Ancak, hem kendisini hem de ağabeyini büyük bir sürpriz beklemektedir. Gaston ne asil bir aileden gelmektedir, ne birkaç gün sonrasına yetecek parası vardır ne de herhangi bir fiziksel albenisi. Tüm bunların ötesinde, sokaktaki köpekleri sevmek için peşlerinden koşan; yattığı yerlere, giydiği kıyafetlere aldırmayan, saf ve basit birisidir Gaston.

Hatta saflığı ve eğitimsizliği o kadar bellidir ki, kilise ve misyon grupları onu kadrolarına almayı ve istediği şekilde onu misyoner olarak Japonya’ya göndermeyi reddetmiştir. Kalbinde Japonya için garip bir sevgi taşıyan Gaston, tüm olanaksızlıklara rağmen kendi başına Japonya’ya gelmiştir.
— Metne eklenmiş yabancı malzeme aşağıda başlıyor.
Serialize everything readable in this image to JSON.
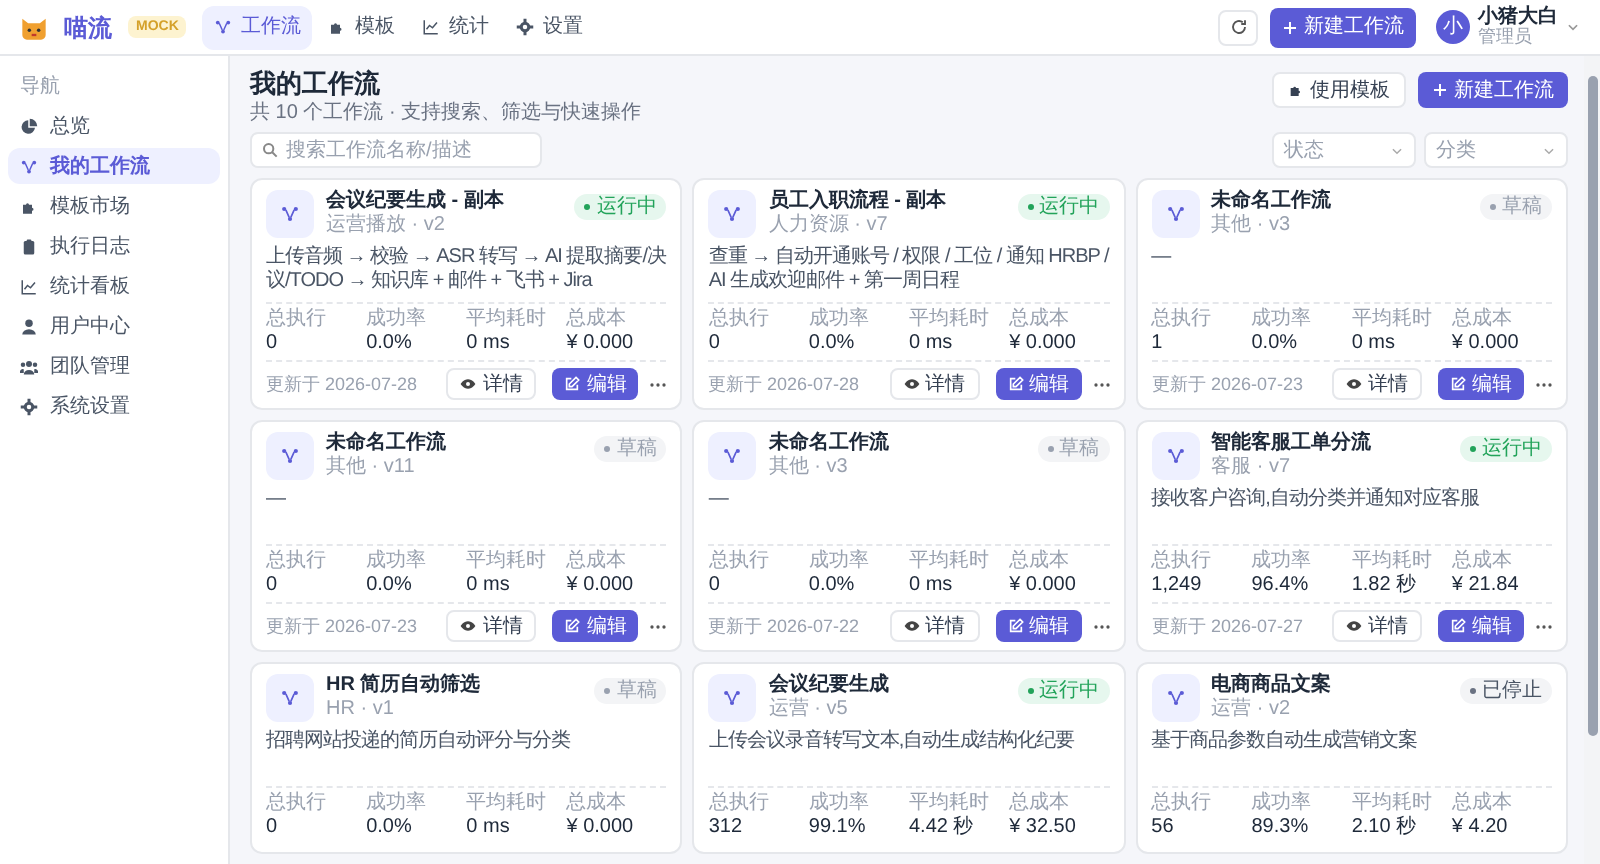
{
  "header": {
    "brand": "喵流",
    "badge": "MOCK",
    "tabs": [
      {
        "label": "工作流",
        "selected": true
      },
      {
        "label": "模板",
        "selected": false
      },
      {
        "label": "统计",
        "selected": false
      },
      {
        "label": "设置",
        "selected": false
      }
    ],
    "new_button": "新建工作流",
    "user": {
      "avatar": "小",
      "name": "小猪大白",
      "role": "管理员"
    }
  },
  "sidebar": {
    "heading": "导航",
    "items": [
      {
        "label": "总览",
        "selected": false
      },
      {
        "label": "我的工作流",
        "selected": true
      },
      {
        "label": "模板市场",
        "selected": false
      },
      {
        "label": "执行日志",
        "selected": false
      },
      {
        "label": "统计看板",
        "selected": false
      },
      {
        "label": "用户中心",
        "selected": false
      },
      {
        "label": "团队管理",
        "selected": false
      },
      {
        "label": "系统设置",
        "selected": false
      }
    ]
  },
  "page": {
    "title": "我的工作流",
    "subtitle": "共 10 个工作流 · 支持搜索、筛选与快速操作",
    "template_button": "使用模板",
    "new_button": "新建工作流",
    "search": {
      "placeholder": "搜索工作流名称/描述"
    },
    "filters": [
      {
        "placeholder": "状态"
      },
      {
        "placeholder": "分类"
      }
    ]
  },
  "cards": [
    {
      "name": "会议纪要生成 - 副本",
      "meta": "运营播放 · v2",
      "status": {
        "kind": "running",
        "label": "运行中"
      },
      "description": "上传音频 → 校验 → ASR 转写 → AI 提取摘要/决议/TODO → 知识库 + 邮件 + 飞书 + Jira",
      "stats": [
        {
          "label": "总执行",
          "value": "0"
        },
        {
          "label": "成功率",
          "value": "0.0%"
        },
        {
          "label": "平均耗时",
          "value": "0 ms"
        },
        {
          "label": "总成本",
          "value": "¥ 0.000"
        }
      ],
      "updated": "更新于 2026-07-28",
      "detail": "详情",
      "edit": "编辑"
    },
    {
      "name": "员工入职流程 - 副本",
      "meta": "人力资源 · v7",
      "status": {
        "kind": "running",
        "label": "运行中"
      },
      "description": "查重 → 自动开通账号 / 权限 / 工位 / 通知 HRBP / AI 生成欢迎邮件 + 第一周日程",
      "stats": [
        {
          "label": "总执行",
          "value": "0"
        },
        {
          "label": "成功率",
          "value": "0.0%"
        },
        {
          "label": "平均耗时",
          "value": "0 ms"
        },
        {
          "label": "总成本",
          "value": "¥ 0.000"
        }
      ],
      "updated": "更新于 2026-07-28",
      "detail": "详情",
      "edit": "编辑"
    },
    {
      "name": "未命名工作流",
      "meta": "其他 · v3",
      "status": {
        "kind": "draft",
        "label": "草稿"
      },
      "description": "—",
      "stats": [
        {
          "label": "总执行",
          "value": "1"
        },
        {
          "label": "成功率",
          "value": "0.0%"
        },
        {
          "label": "平均耗时",
          "value": "0 ms"
        },
        {
          "label": "总成本",
          "value": "¥ 0.000"
        }
      ],
      "updated": "更新于 2026-07-23",
      "detail": "详情",
      "edit": "编辑"
    },
    {
      "name": "未命名工作流",
      "meta": "其他 · v11",
      "status": {
        "kind": "draft",
        "label": "草稿"
      },
      "description": "—",
      "stats": [
        {
          "label": "总执行",
          "value": "0"
        },
        {
          "label": "成功率",
          "value": "0.0%"
        },
        {
          "label": "平均耗时",
          "value": "0 ms"
        },
        {
          "label": "总成本",
          "value": "¥ 0.000"
        }
      ],
      "updated": "更新于 2026-07-23",
      "detail": "详情",
      "edit": "编辑"
    },
    {
      "name": "未命名工作流",
      "meta": "其他 · v3",
      "status": {
        "kind": "draft",
        "label": "草稿"
      },
      "description": "—",
      "stats": [
        {
          "label": "总执行",
          "value": "0"
        },
        {
          "label": "成功率",
          "value": "0.0%"
        },
        {
          "label": "平均耗时",
          "value": "0 ms"
        },
        {
          "label": "总成本",
          "value": "¥ 0.000"
        }
      ],
      "updated": "更新于 2026-07-22",
      "detail": "详情",
      "edit": "编辑"
    },
    {
      "name": "智能客服工单分流",
      "meta": "客服 · v7",
      "status": {
        "kind": "running",
        "label": "运行中"
      },
      "description": "接收客户咨询,自动分类并通知对应客服",
      "stats": [
        {
          "label": "总执行",
          "value": "1,249"
        },
        {
          "label": "成功率",
          "value": "96.4%"
        },
        {
          "label": "平均耗时",
          "value": "1.82 秒"
        },
        {
          "label": "总成本",
          "value": "¥ 21.84"
        }
      ],
      "updated": "更新于 2026-07-27",
      "detail": "详情",
      "edit": "编辑"
    },
    {
      "name": "HR 简历自动筛选",
      "meta": "HR · v1",
      "status": {
        "kind": "draft",
        "label": "草稿"
      },
      "description": "招聘网站投递的简历自动评分与分类",
      "stats": [
        {
          "label": "总执行",
          "value": "0"
        },
        {
          "label": "成功率",
          "value": "0.0%"
        },
        {
          "label": "平均耗时",
          "value": "0 ms"
        },
        {
          "label": "总成本",
          "value": "¥ 0.000"
        }
      ]
    },
    {
      "name": "会议纪要生成",
      "meta": "运营 · v5",
      "status": {
        "kind": "running",
        "label": "运行中"
      },
      "description": "上传会议录音转写文本,自动生成结构化纪要",
      "stats": [
        {
          "label": "总执行",
          "value": "312"
        },
        {
          "label": "成功率",
          "value": "99.1%"
        },
        {
          "label": "平均耗时",
          "value": "4.42 秒"
        },
        {
          "label": "总成本",
          "value": "¥ 32.50"
        }
      ]
    },
    {
      "name": "电商商品文案",
      "meta": "运营 · v2",
      "status": {
        "kind": "stopped",
        "label": "已停止"
      },
      "description": "基于商品参数自动生成营销文案",
      "stats": [
        {
          "label": "总执行",
          "value": "56"
        },
        {
          "label": "成功率",
          "value": "89.3%"
        },
        {
          "label": "平均耗时",
          "value": "2.10 秒"
        },
        {
          "label": "总成本",
          "value": "¥ 4.20"
        }
      ]
    }
  ]
}
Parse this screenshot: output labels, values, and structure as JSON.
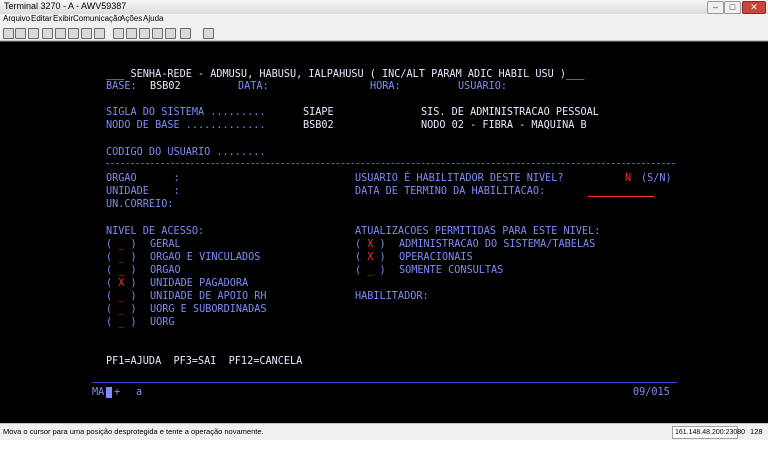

İyi, başarılı ve güçlü bir koca bulmayı ümit eden Tomoe, Gaston’dan tiksinir ve onu tam bir budala olarak görür. Ama roman geliştikçe, Tomoe Gaston’a âşık olur ve en sonunda şöyle der: “Başkaları için saf bir sevgisi olan, herkese güvenen, kaç defa aldatıldığını önemsemeyerek sevgi ve güven alevinin sönmesine izin vermeyen bir kişi, doğal olarak bir budala gibi görünecektir. Ama o normal bir budala değil. O harika bir budala!”[ Endo, Wonderful Fool, 180]
Şusaku Endo’nun Gaston karakteri, Dostoyevski’nin Prens Mışkin’ine benzemektir. Prens Mişkin de dış görünüşünün ve yüzeysel saflığının ötesinde çok farklı bir değere sahiptir. İsmi, yani Lev Mışkin, bu çelişkiyi gözler önüne sermektedir. Lev kelimesinin kökü “aslan” demekken, Mışkin’in kökü “fare” dir. Lev Mışkin, aynı zamanda hem bir fare hem de bir aslandır ve Prens unvanı bu çelişkiyi trajikomik hâle getirmekte, aslan-fareye alışılmadık bir krallık sunmaktadır.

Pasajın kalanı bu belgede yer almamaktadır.